The main issue is that its compression is poor by modern standards. Over the past 25 years compression technology has moved on and even though there have been improvements to Zip, there are some better alternatives available.
Another disadvantage of Zip is that it is intended for archiving to a file, whereas sometimes we want to send the data to another device or service.
The standard archival program for Unix-like operating systems including Linux and Mac OS X is Tar, so called because Tar was originally used to store backups on tape drives (Tape ARchive).
It works in a different way from Zip because it sends all of the archived data to its standard output and it doesn't compress the data by default because many tape drives already had hardware compression built in.
The lack of compression code may seem like a disadvantage, but it's actually a convenience. As Tar is able to pipe its data via an external compression program, it can use any compressor it likes – even one that wasn't in existence when the Tar program was developed.
Compression programs work on one file or stream of data and produce one compressed file or stream, so this splits the job into two parts: archival and compression. While this may seem more complex, Tar is perfectly capable of handling the details itself.
Let's say we have a directory that is called foo. We want to create an archive of it, which is often referred to as a tarball. We can we can do one of these options:
tar cf foo.tar foo
tar czf foo.tar.gz foo
tar cjf foo.tar.bz2 foo
tar cJf foo.tar.xz foo
The c option tells the Tar program that we are creating an archive, while f tells it that we are storing the archive in a file using the given name. Therefore, the first command creates an uncompressed archive that is called foo.tar.

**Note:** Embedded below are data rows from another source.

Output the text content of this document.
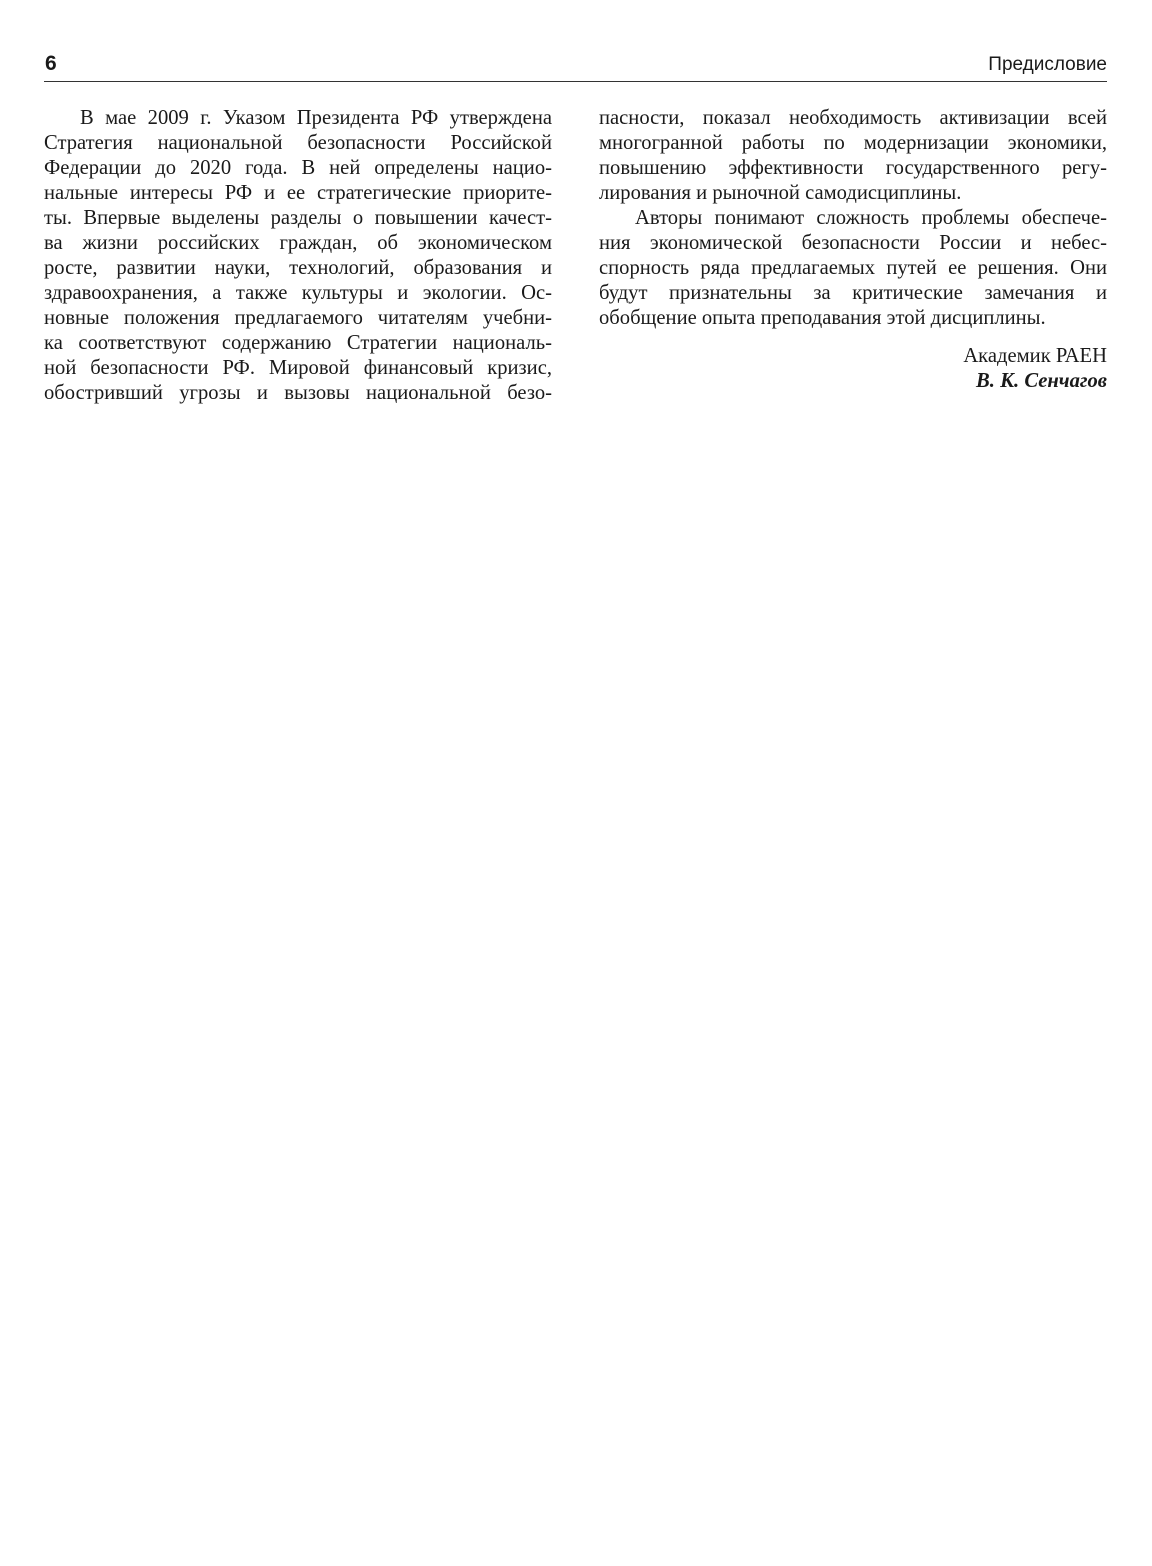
6	Предисловие
В мае 2009 г. Указом Президента РФ утверждена
Стратегия национальной безопасности Российской
Федерации до 2020 года. В ней определены нацио-
нальные интересы РФ и ее стратегические приорите-
ты. Впервые выделены разделы о повышении качест-
ва жизни российских граждан, об экономическом
росте, развитии науки, технологий, образования и
здравоохранения, а также культуры и экологии. Ос-
новные положения предлагаемого читателям учебни-
ка соответствуют содержанию Стратегии националь-
ной безопасности РФ. Мировой финансовый кризис,
обостривший угрозы и вызовы национальной безо-
пасности, показал необходимость активизации всей
многогранной работы по модернизации экономики,
повышению эффективности государственного регу-
лирования и рыночной самодисциплины.
Авторы понимают сложность проблемы обеспече-
ния экономической безопасности России и небес-
спорность ряда предлагаемых путей ее решения. Они
будут признательны за критические замечания и
обобщение опыта преподавания этой дисциплины.
Академик РАЕН
В. К. Сенчагов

The subsequent commands add an extra option that tells Tar which particular type of compression to use: z uses gzip compression, j uses bzip2 compression and J uses xz compression. (Watch the capitalisation!)
Tar arguments and options
There are also long versions of these arguments that make the commands more readable, but most of us are lazy and use the version that is shorter to type. However, we could also have used this command line if we wanted to:
tar --create --gzip --file foo.tar.gz foo
The file extension is not required, but it's a convention that makes it easier for people to see exactly what type of archive it is – the system itself needs no such help as it can work all this out on its own. Unpacking an archive is simply a matter of replacing c with x, or --create with --extract. However, you don't need to give the compression type, as Tar figures it out:
tar xf foo.tar.gz
Another option you may want to add is v or --verbose, to show you what Tar is doing.
If you have been given a tarball, you may want to see what is inside it without unpacking it. If you have created an archive, particularly a backup, you may want to check it's correct before relying on it. The test option checks the integrity and lists the contents of the archive.
tar tvf foo.tar.gz
Those are the main Tar options, but the program has many more, such as A or --concatenate to add files to an existing archive instead of creating a new one.

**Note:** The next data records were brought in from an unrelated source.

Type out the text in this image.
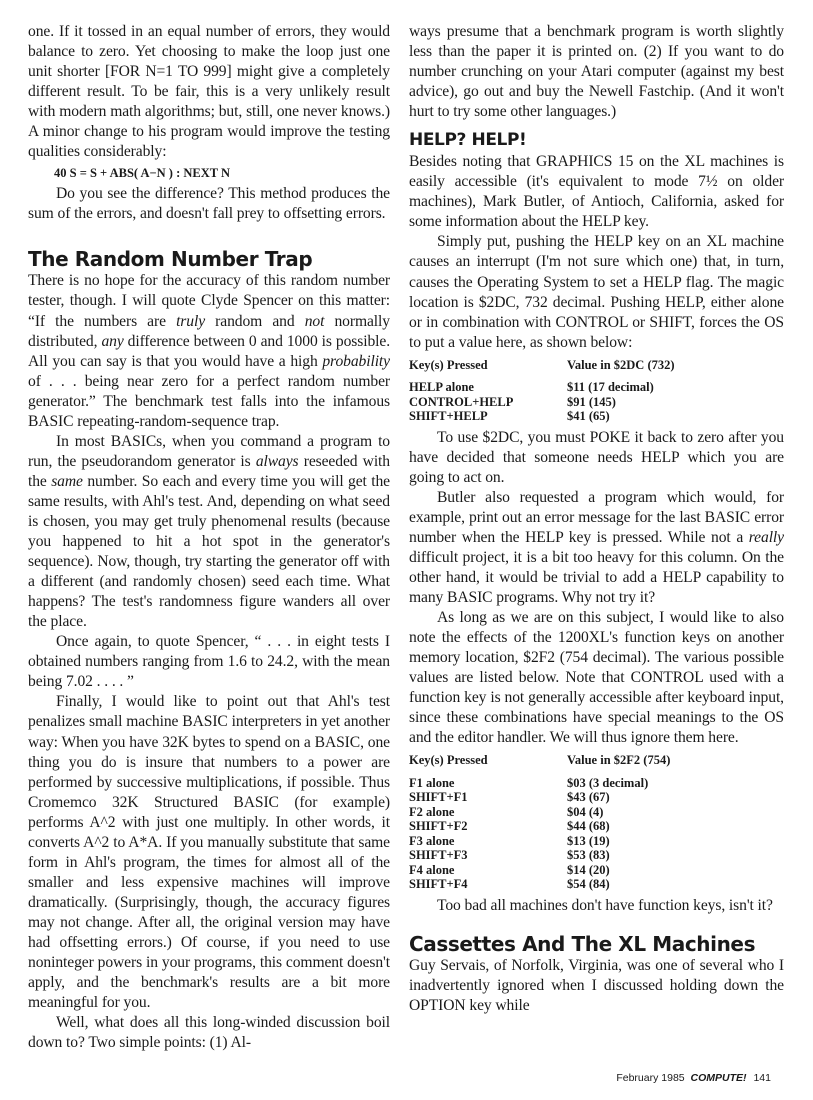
one. If it tossed in an equal number of errors, they would balance to zero. Yet choosing to make the loop just one unit shorter [FOR N=1 TO 999] might give a completely different result. To be fair, this is a very unlikely result with modern math algorithms; but, still, one never knows.) A minor change to his program would improve the testing qualities considerably:

40 S = S + ABS( A−N ) : NEXT N

Do you see the difference? This method produces the sum of the errors, and doesn't fall prey to offsetting errors.

The Random Number Trap

There is no hope for the accuracy of this random number tester, though. I will quote Clyde Spencer on this matter: “If the numbers are truly random and not normally distributed, any difference between 0 and 1000 is possible. All you can say is that you would have a high probability of . . . being near zero for a perfect random number generator.” The benchmark test falls into the infamous BASIC repeating-random-sequence trap.

In most BASICs, when you command a program to run, the pseudorandom generator is always reseeded with the same number. So each and every time you will get the same results, with Ahl's test. And, depending on what seed is chosen, you may get truly phenomenal results (because you happened to hit a hot spot in the generator's sequence). Now, though, try starting the generator off with a different (and randomly chosen) seed each time. What happens? The test's randomness figure wanders all over the place.

Once again, to quote Spencer, “ . . . in eight tests I obtained numbers ranging from 1.6 to 24.2, with the mean being 7.02 . . . . ”

Finally, I would like to point out that Ahl's test penalizes small machine BASIC interpreters in yet another way: When you have 32K bytes to spend on a BASIC, one thing you do is insure that numbers to a power are performed by successive multiplications, if possible. Thus Cromemco 32K Structured BASIC (for example) performs A^2 with just one multiply. In other words, it converts A^2 to A*A. If you manually substitute that same form in Ahl's program, the times for almost all of the smaller and less expensive machines will improve dramatically. (Surprisingly, though, the accuracy figures may not change. After all, the original version may have had offsetting errors.) Of course, if you need to use noninteger powers in your programs, this comment doesn't apply, and the benchmark's results are a bit more meaningful for you.

Well, what does all this long-winded discussion boil down to? Two simple points: (1) Al-

ways presume that a benchmark program is worth slightly less than the paper it is printed on. (2) If you want to do number crunching on your Atari computer (against my best advice), go out and buy the Newell Fastchip. (And it won't hurt to try some other languages.)

HELP? HELP!

Besides noting that GRAPHICS 15 on the XL machines is easily accessible (it's equivalent to mode 7½ on older machines), Mark Butler, of Antioch, California, asked for some information about the HELP key.

Simply put, pushing the HELP key on an XL machine causes an interrupt (I'm not sure which one) that, in turn, causes the Operating System to set a HELP flag. The magic location is $2DC, 732 decimal. Pushing HELP, either alone or in combination with CONTROL or SHIFT, forces the OS to put a value here, as shown below:

Key(s) Pressed	Value in $2DC (732)
HELP alone	$11 (17 decimal)
CONTROL+HELP	$91 (145)
SHIFT+HELP	$41 (65)

To use $2DC, you must POKE it back to zero after you have decided that someone needs HELP which you are going to act on.

Butler also requested a program which would, for example, print out an error message for the last BASIC error number when the HELP key is pressed. While not a really difficult project, it is a bit too heavy for this column. On the other hand, it would be trivial to add a HELP capability to many BASIC programs. Why not try it?

As long as we are on this subject, I would like to also note the effects of the 1200XL's function keys on another memory location, $2F2 (754 decimal). The various possible values are listed below. Note that CONTROL used with a function key is not generally accessible after keyboard input, since these combinations have special meanings to the OS and the editor handler. We will thus ignore them here.

Key(s) Pressed	Value in $2F2 (754)
F1 alone	$03 (3 decimal)
SHIFT+F1	$43 (67)
F2 alone	$04 (4)
SHIFT+F2	$44 (68)
F3 alone	$13 (19)
SHIFT+F3	$53 (83)
F4 alone	$14 (20)
SHIFT+F4	$54 (84)

Too bad all machines don't have function keys, isn't it?

Cassettes And The XL Machines

Guy Servais, of Norfolk, Virginia, was one of several who I inadvertently ignored when I discussed holding down the OPTION key while

February 1985 COMPUTE! 141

We mentioned that Tar can handle any new compression format that comes along because it passes compression to another program. There are command line options to do this automatically for gzip, bzip2 and xz, but what if someone comes up with a new compressor?

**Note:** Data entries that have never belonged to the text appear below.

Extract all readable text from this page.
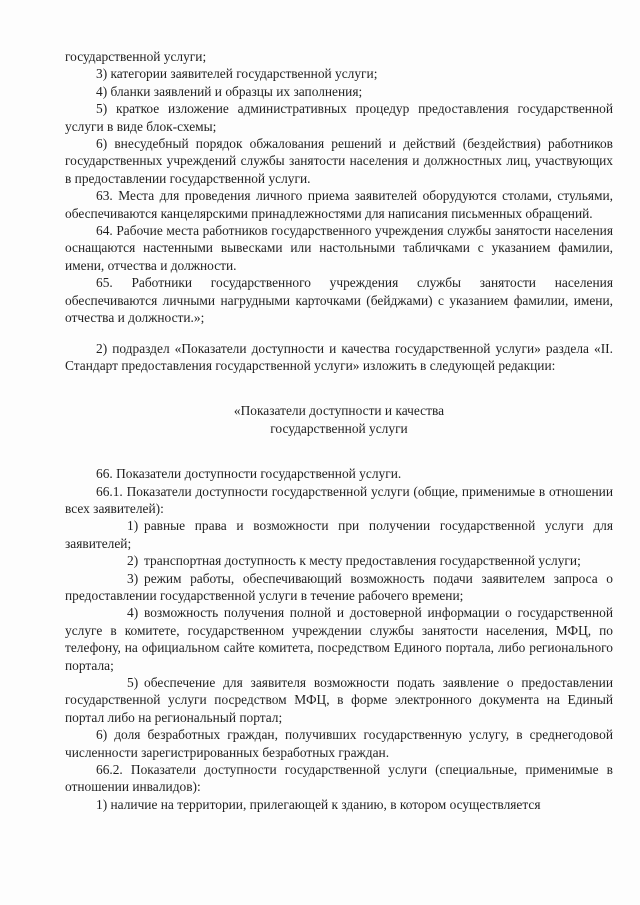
государственной услуги;

3) категории заявителей государственной услуги;

4) бланки заявлений и образцы их заполнения;

5) краткое изложение административных процедур предоставления государственной услуги в виде блок-схемы;

6) внесудебный порядок обжалования решений и действий (бездействия) работников государственных учреждений службы занятости населения и должностных лиц, участвующих в предоставлении государственной услуги.

63. Места для проведения личного приема заявителей оборудуются столами, стульями, обеспечиваются канцелярскими принадлежностями для написания письменных обращений.

64. Рабочие места работников государственного учреждения службы занятости населения оснащаются настенными вывесками или настольными табличками с указанием фамилии, имени, отчества и должности.

65. Работники государственного учреждения службы занятости населения обеспечиваются личными нагрудными карточками (бейджами) с указанием фамилии, имени, отчества и должности.»;

2) подраздел «Показатели доступности и качества государственной услуги» раздела «II. Стандарт предоставления государственной услуги» изложить в следующей редакции:

«Показатели доступности и качества

государственной услуги

66. Показатели доступности государственной услуги.

66.1. Показатели доступности государственной услуги (общие, применимые в отношении всех заявителей):

1) равные права и возможности при получении государственной услуги для заявителей;

2) транспортная доступность к месту предоставления государственной услуги;

3) режим работы, обеспечивающий возможность подачи заявителем запроса о предоставлении государственной услуги в течение рабочего времени;

4) возможность получения полной и достоверной информации о государственной услуге в комитете, государственном учреждении службы занятости населения, МФЦ, по телефону, на официальном сайте комитета, посредством Единого портала, либо регионального портала;

5) обеспечение для заявителя возможности подать заявление о предоставлении государственной услуги посредством МФЦ, в форме электронного документа на Единый портал либо на региональный портал;

6) доля безработных граждан, получивших государственную услугу, в среднегодовой численности зарегистрированных безработных граждан.

66.2. Показатели доступности государственной услуги (специальные, применимые в отношении инвалидов):

1) наличие на территории, прилегающей к зданию, в котором осуществляется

Say something like sdc - super-duper compressor? You could create an uncompressed tarball and then use sdc to compress it, but that's wasteful and slow. Instead use a pipe:
tar c foo | sdc >foo.tar.sdc
unsdc foo.tar.sdc | tar xv
Here, we use only the --create option with Tar. The lack of a destination causes Tar to send the archive data to standard output, which is then piped to the sdc compressor program. The second command reverses the process, decompressing the archive and sending it to Tar for extraction.